Раненые, не знавшие ее фамилии, так и называли ее: «Та врачиха, что хорошо смеется».

Перед отъездом Тани на совещание хирургов в санотдел армии Маша (в который раз!) попыталась поговорить с ней по душам.

Маша без стука вошла в Танину комнату, постояла с минуту у двери, почему-то шевеля руками в карманах шинели, будто лезла за словом в карман вопреки своему обыкновению. Потом она порывисто обняла Таню и даже всплакнула.

Слезы Маши обидели Таню. Она резко сказала:

– Чего вы меня оплакиваете? Почему вы лицемерно молчите, криво усмехаетесь? И вообще, кто вас просит опекать меня? Семен Семенович очень добрый и славный человек…

– Добрый! Знаем мы этих добряков! – вскрикнула Маша.

– Что за глупости у тебя на уме! – засмеялась Таня. – Для твоего успокоения могу тебе сообщить, что Семен Семенович относится ко мне просто как хороший товарищ.

– Не смейся, пожалуйста, – загородилась Маша рукой от Таниного смеха. – Что ты думаешь? Он тебя удочерить хочет? Пожалел сироту? Ну, как знаешь… Видимо, тебе льстит, что полковник увивается вокруг тебя, что со всеми он строг, а с тобой ласков, что он учит тебя водить машину… А мне это противно!

Она ушла, сердито хлопнув дверью.

Красиков нравился Тане. Действительно, ей льстило, что человек с большим жизненным опытом относится к ней дружески, предупредительно, а может быть, даже и любит ее. Ей необычайно импонировала его храбрость, о которой она много слышала. Правда, Таня довольно решительно отклоняла попытки Красикова заводить разговор на лирические темы и только отшучивалась.

Вернувшись с совещания хирургов, еще под впечатлением этой шальной поездки в карете и неожиданной встречи с Лубенцовым, Таня пошла к командиру медсанбата капитану Рутковскому. Сюда во время их разговора позвонил Красиков.

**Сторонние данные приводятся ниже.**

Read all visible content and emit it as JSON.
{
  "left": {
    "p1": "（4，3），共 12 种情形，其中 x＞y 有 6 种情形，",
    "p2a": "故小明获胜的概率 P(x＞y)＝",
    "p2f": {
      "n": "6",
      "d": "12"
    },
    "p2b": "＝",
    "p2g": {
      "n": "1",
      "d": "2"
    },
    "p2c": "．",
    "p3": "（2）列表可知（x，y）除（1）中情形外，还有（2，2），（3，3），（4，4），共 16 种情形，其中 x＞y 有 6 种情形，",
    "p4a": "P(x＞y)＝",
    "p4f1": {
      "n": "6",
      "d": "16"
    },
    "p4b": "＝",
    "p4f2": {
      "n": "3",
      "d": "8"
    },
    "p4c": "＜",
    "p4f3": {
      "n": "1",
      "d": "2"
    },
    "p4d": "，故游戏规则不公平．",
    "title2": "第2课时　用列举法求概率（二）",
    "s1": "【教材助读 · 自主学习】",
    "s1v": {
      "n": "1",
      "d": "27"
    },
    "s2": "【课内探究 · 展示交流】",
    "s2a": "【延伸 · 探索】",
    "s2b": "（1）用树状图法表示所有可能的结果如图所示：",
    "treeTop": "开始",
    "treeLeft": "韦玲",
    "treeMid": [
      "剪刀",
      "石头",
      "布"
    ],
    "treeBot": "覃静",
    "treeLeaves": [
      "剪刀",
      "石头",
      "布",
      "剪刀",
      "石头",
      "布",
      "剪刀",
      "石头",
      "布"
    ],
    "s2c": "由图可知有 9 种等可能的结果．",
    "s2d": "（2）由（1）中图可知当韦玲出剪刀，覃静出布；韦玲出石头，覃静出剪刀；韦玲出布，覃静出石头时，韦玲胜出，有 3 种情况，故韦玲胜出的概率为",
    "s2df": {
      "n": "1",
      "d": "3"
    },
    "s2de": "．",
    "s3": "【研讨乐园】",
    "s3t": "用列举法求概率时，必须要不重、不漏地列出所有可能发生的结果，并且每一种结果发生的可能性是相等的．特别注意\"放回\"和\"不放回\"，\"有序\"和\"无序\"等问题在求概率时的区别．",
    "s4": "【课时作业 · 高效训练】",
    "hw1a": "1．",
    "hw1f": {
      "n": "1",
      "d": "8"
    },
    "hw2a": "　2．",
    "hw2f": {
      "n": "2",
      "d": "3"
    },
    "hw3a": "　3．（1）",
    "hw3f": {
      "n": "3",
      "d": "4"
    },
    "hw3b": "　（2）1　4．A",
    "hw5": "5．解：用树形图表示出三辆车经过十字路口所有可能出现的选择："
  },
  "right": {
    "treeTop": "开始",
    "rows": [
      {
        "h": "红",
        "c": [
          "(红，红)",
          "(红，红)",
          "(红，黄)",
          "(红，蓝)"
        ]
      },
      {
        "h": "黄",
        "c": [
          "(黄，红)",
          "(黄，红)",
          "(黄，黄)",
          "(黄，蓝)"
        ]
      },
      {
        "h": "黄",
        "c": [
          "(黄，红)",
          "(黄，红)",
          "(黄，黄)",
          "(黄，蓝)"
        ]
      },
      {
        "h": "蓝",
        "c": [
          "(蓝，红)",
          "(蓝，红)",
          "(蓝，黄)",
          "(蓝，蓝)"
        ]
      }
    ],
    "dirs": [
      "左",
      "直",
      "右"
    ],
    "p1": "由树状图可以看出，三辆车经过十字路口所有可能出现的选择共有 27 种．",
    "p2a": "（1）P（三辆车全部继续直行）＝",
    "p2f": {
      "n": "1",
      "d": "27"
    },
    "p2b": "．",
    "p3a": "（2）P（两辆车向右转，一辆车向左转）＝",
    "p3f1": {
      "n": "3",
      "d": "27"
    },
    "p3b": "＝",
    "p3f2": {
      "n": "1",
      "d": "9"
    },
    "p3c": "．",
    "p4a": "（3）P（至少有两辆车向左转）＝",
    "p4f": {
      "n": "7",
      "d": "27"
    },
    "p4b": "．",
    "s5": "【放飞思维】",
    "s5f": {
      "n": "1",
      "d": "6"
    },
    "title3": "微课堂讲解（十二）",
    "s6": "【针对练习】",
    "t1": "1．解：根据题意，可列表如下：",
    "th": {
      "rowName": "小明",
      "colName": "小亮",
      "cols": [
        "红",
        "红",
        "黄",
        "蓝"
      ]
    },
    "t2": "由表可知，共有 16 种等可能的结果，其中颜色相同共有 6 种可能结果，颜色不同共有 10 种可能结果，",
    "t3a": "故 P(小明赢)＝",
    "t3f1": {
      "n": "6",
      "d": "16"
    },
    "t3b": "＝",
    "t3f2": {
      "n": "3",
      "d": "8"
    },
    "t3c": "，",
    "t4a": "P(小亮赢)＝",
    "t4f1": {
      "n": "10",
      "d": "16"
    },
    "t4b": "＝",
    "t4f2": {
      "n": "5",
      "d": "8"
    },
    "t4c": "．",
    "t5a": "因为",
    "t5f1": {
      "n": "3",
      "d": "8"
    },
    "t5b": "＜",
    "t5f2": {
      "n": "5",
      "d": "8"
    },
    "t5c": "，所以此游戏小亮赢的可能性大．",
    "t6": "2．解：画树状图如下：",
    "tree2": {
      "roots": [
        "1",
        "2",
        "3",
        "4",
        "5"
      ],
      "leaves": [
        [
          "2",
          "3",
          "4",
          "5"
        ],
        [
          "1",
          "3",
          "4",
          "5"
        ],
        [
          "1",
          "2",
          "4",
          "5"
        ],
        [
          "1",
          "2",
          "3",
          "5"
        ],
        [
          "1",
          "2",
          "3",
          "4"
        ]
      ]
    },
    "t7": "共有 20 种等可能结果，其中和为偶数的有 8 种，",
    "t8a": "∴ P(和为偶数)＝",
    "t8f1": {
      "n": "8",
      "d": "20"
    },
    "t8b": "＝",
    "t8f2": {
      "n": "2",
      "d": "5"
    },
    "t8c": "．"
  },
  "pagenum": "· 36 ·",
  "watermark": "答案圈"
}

Рутковский передал ей трубку.

– Вы уже приехали? – обрадовался Красиков. – Как съездили?

– Очень хорошо! – ответила Таня. – Оставила своих в Польше, а вернулась к ним в Германии… И знаете, каким образом я въехала в Германию? Никогда не угадаете! В карете! В самой настоящей, графской!

– Когда же мы увидимся? – спросил Красиков. – Может быть, заедете ко мне? Ладно? Я пришлю за вами… Сегодня же вам делать нечего. Посидите за рулем…

Она согласилась, а пока что пошла обедать в дом, где разместилась кухня.

Обед уже кончился, и врачи разошлись. Повариха, маленькая черноглазая украинская девушка, подала Тане второе и стала возле нее, скрестив на груди смуглые руки.

Она сказала:

– Значит, скоро войне конец. Вы никогда не бывали в Жмеринке, Таня Владимировна?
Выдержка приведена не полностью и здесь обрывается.